EDIT: People told me that my interpretation for "maximal sequence" wasn't clear enough, so let me be more precise: I am looking for the Probability that there is at least one sequence of $K$ boys OR $K$ girls OR both - AND no sequence bigger than K. $$$$
I tried everything but (apparently) I always get duplications in my counting. I coded a python code which calculates exactly that, just for testing, and none of my trials worked (my answers was always bigger).
I'd really appreciate your help!
My attempt was: $\frac{{N\choose K}(N+M-K+1)!K!+{M\choose K}(N+M-K+1)!K!}{(N+M)!}$
where ${N\choose K}$ for choosing $K$ boys, $(N+M-K+1)!$ for putting everyone in line while relating the $K$ chosen-boys as one, then $K!$ for all of their permutations(the K-chosen-boys). Same thing for the girls. Devide all that with $(N+M)!$.

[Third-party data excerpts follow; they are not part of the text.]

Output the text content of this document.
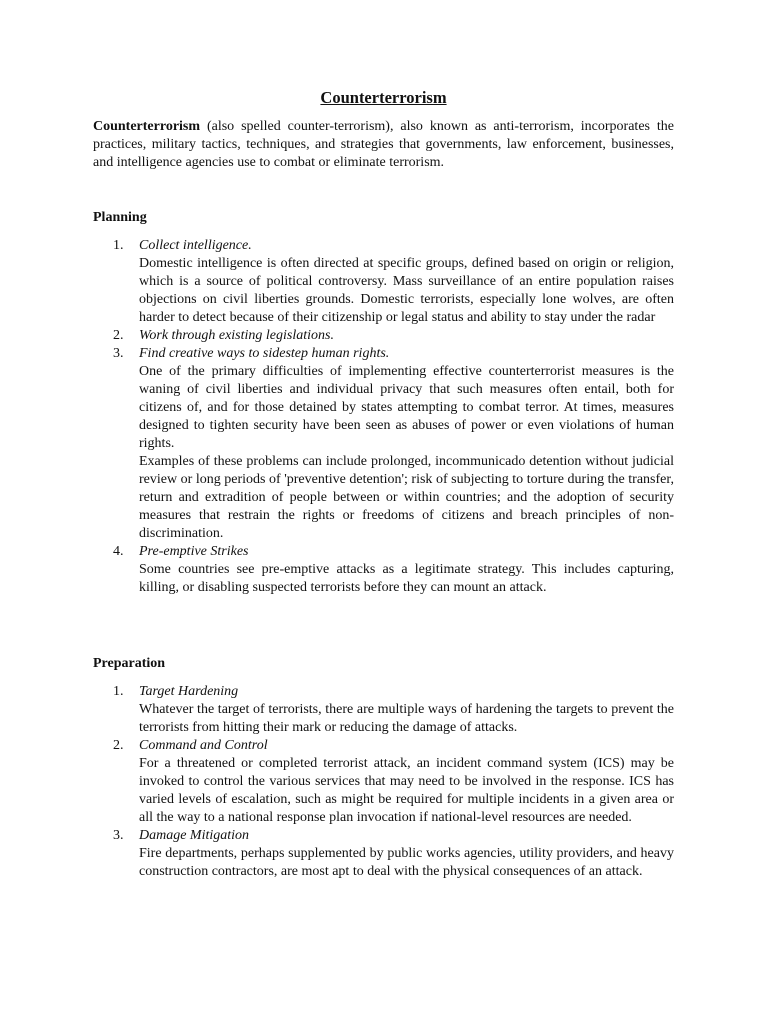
Counterterrorism

Counterterrorism (also spelled counter-terrorism), also known as anti-terrorism, incorporates the practices, military tactics, techniques, and strategies that governments, law enforcement, businesses, and intelligence agencies use to combat or eliminate terrorism.

Planning
1. Collect intelligence.

Domestic intelligence is often directed at specific groups, defined based on origin or religion, which is a source of political controversy. Mass surveillance of an entire population raises objections on civil liberties grounds. Domestic terrorists, especially lone wolves, are often harder to detect because of their citizenship or legal status and ability to stay under the radar

2. Work through existing legislations.

3. Find creative ways to sidestep human rights.

One of the primary difficulties of implementing effective counterterrorist measures is the waning of civil liberties and individual privacy that such measures often entail, both for citizens of, and for those detained by states attempting to combat terror. At times, measures designed to tighten security have been seen as abuses of power or even violations of human rights.

Examples of these problems can include prolonged, incommunicado detention without judicial review or long periods of 'preventive detention'; risk of subjecting to torture during the transfer, return and extradition of people between or within countries; and the adoption of security measures that restrain the rights or freedoms of citizens and breach principles of non-discrimination.

4. Pre-emptive Strikes

Some countries see pre-emptive attacks as a legitimate strategy. This includes capturing, killing, or disabling suspected terrorists before they can mount an attack.

Preparation
1. Target Hardening

Whatever the target of terrorists, there are multiple ways of hardening the targets to prevent the terrorists from hitting their mark or reducing the damage of attacks.

2. Command and Control

For a threatened or completed terrorist attack, an incident command system (ICS) may be invoked to control the various services that may need to be involved in the response. ICS has varied levels of escalation, such as might be required for multiple incidents in a given area or all the way to a national response plan invocation if national-level resources are needed.

3. Damage Mitigation

Fire departments, perhaps supplemented by public works agencies, utility providers, and heavy construction contractors, are most apt to deal with the physical consequences of an attack.
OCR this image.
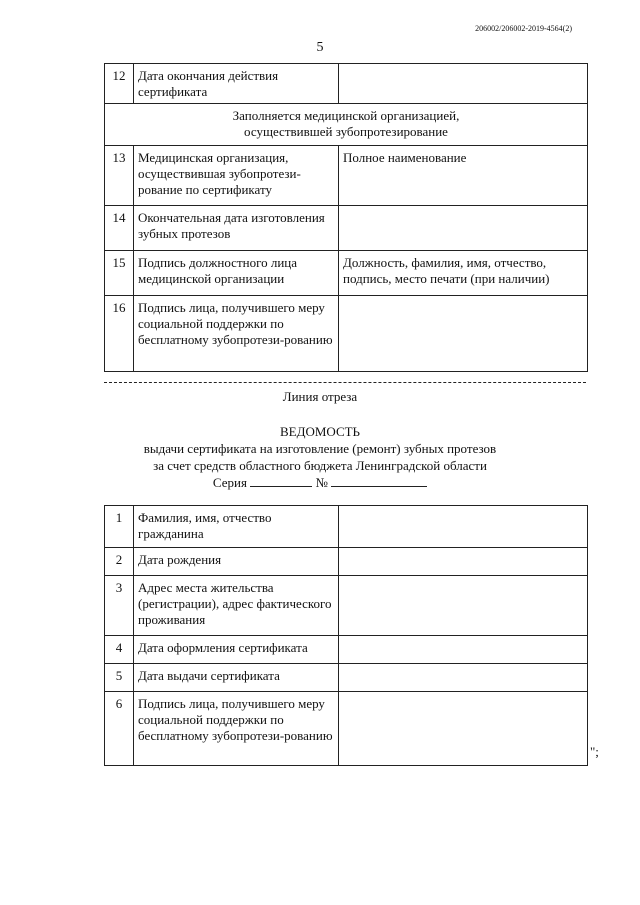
206002/206002-2019-4564(2)
5
12	Дата окончания действия сертификата	

Заполняется медицинской организацией, осуществившей зубопротезирование		

13	Медицинская организация, осуществившая зубопротези-рование по сертификату	Полное наименование
14	Окончательная дата изготовления зубных протезов	
15	Подпись должностного лица медицинской организации	Должность, фамилия, имя, отчество, подпись, место печати (при наличии)
16	Подпись лица, получившего меру социальной поддержки по бесплатному зубопротези-рованию	
Линия отреза
ВЕДОМОСТЬ
выдачи сертификата на изготовление (ремонт) зубных протезов
за счет средств областного бюджета Ленинградской области
Серия	№
1	Фамилия, имя, отчество гражданина	
2	Дата рождения	
3	Адрес места жительства (регистрации), адрес фактического проживания	
4	Дата оформления сертификата	
5	Дата выдачи сертификата	
6	Подпись лица, получившего меру социальной поддержки по бесплатному зубопротези-рованию	
";
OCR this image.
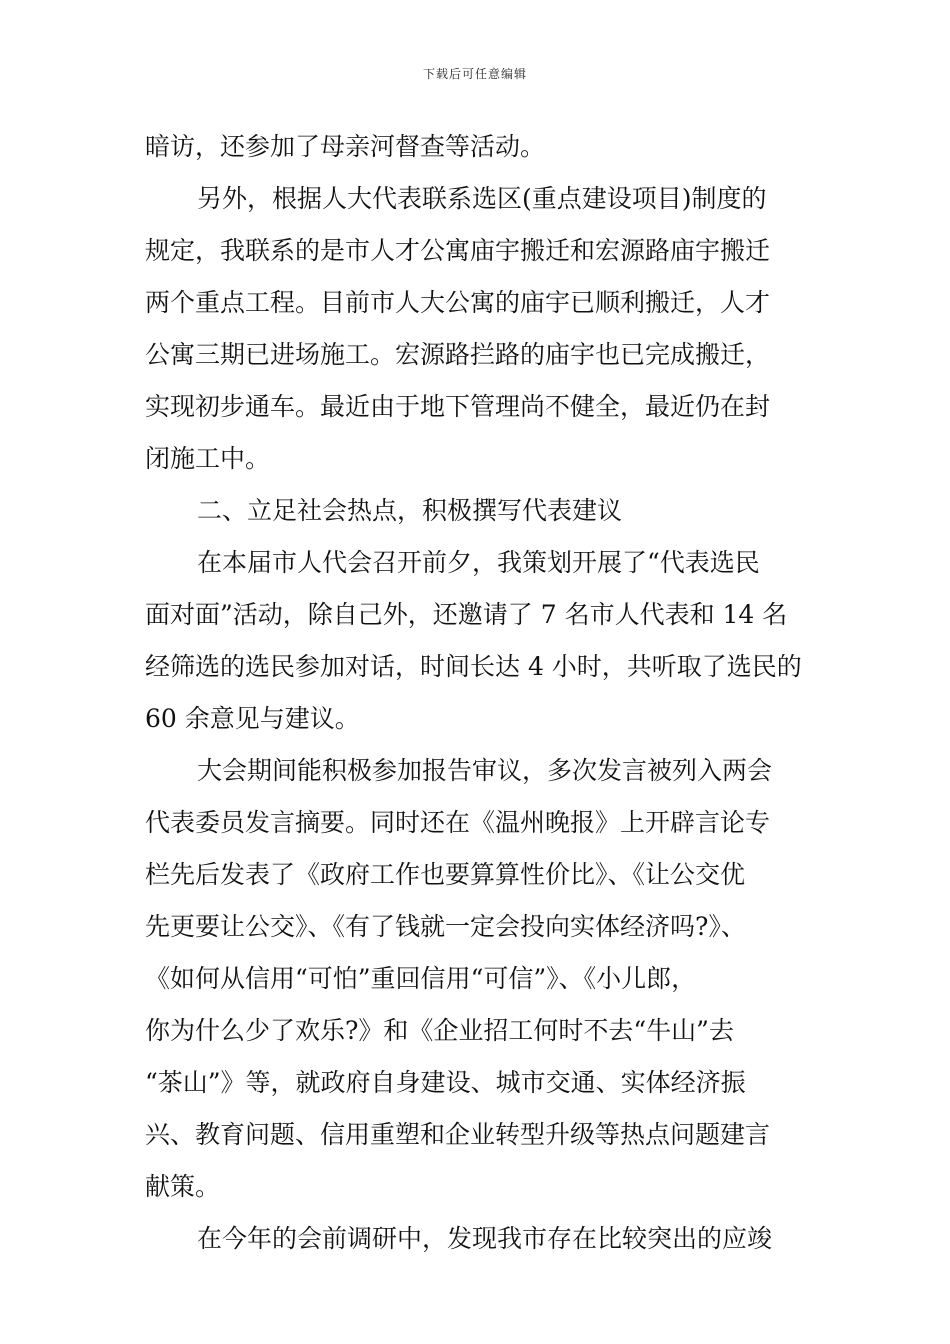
下载后可任意编辑
暗访，还参加了母亲河督查等活动。
另外，根据人大代表联系选区(重点建设项目)制度的
规定，我联系的是市人才公寓庙宇搬迁和宏源路庙宇搬迁
两个重点工程。目前市人大公寓的庙宇已顺利搬迁，人才
公寓三期已进场施工。宏源路拦路的庙宇也已完成搬迁，
实现初步通车。最近由于地下管理尚不健全，最近仍在封
闭施工中。
二、立足社会热点，积极撰写代表建议
在本届市人代会召开前夕，我策划开展了“代表选民
面对面”活动，除自己外，还邀请了 7 名市人代表和 14 名
经筛选的选民参加对话，时间长达 4 小时，共听取了选民的
60 余意见与建议。
大会期间能积极参加报告审议，多次发言被列入两会
代表委员发言摘要。同时还在《温州晚报》上开辟言论专
栏先后发表了《政府工作也要算算性价比》、《让公交优
先更要让公交》、《有了钱就一定会投向实体经济吗?》、
《如何从信用“可怕”重回信用“可信”》、《小儿郎，
你为什么少了欢乐?》和《企业招工何时不去“牛山”去
“茶山”》等，就政府自身建设、城市交通、实体经济振
兴、教育问题、信用重塑和企业转型升级等热点问题建言
献策。
在今年的会前调研中，发现我市存在比较突出的应竣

In this answer it is calculated that the bivariate generating function for the binary words that contain runs (of either symbol) of length at most $k$ is
$$G_k(u,w) = \frac{\frac{1-u^{k+1}}{1-u} \frac{1-w^{k+1}}{1-w}}{1 - u\frac{1-u^{k}}{1-u}w\frac{1-w^{k}}{1-w}}. $$
Notice that now $G_k(u,w)-G_{k-1}(u,w)$ enumerates the words with maximal run equal to $k$ i.e. we subtract the number of words where the maximal run is at most $k-1$.
I include here a SageMath script that does calculation
This gives the answer as the number of binary words. If you want the order among the boys and among the girls to matter as you do, multiply the answer by $m!n!$.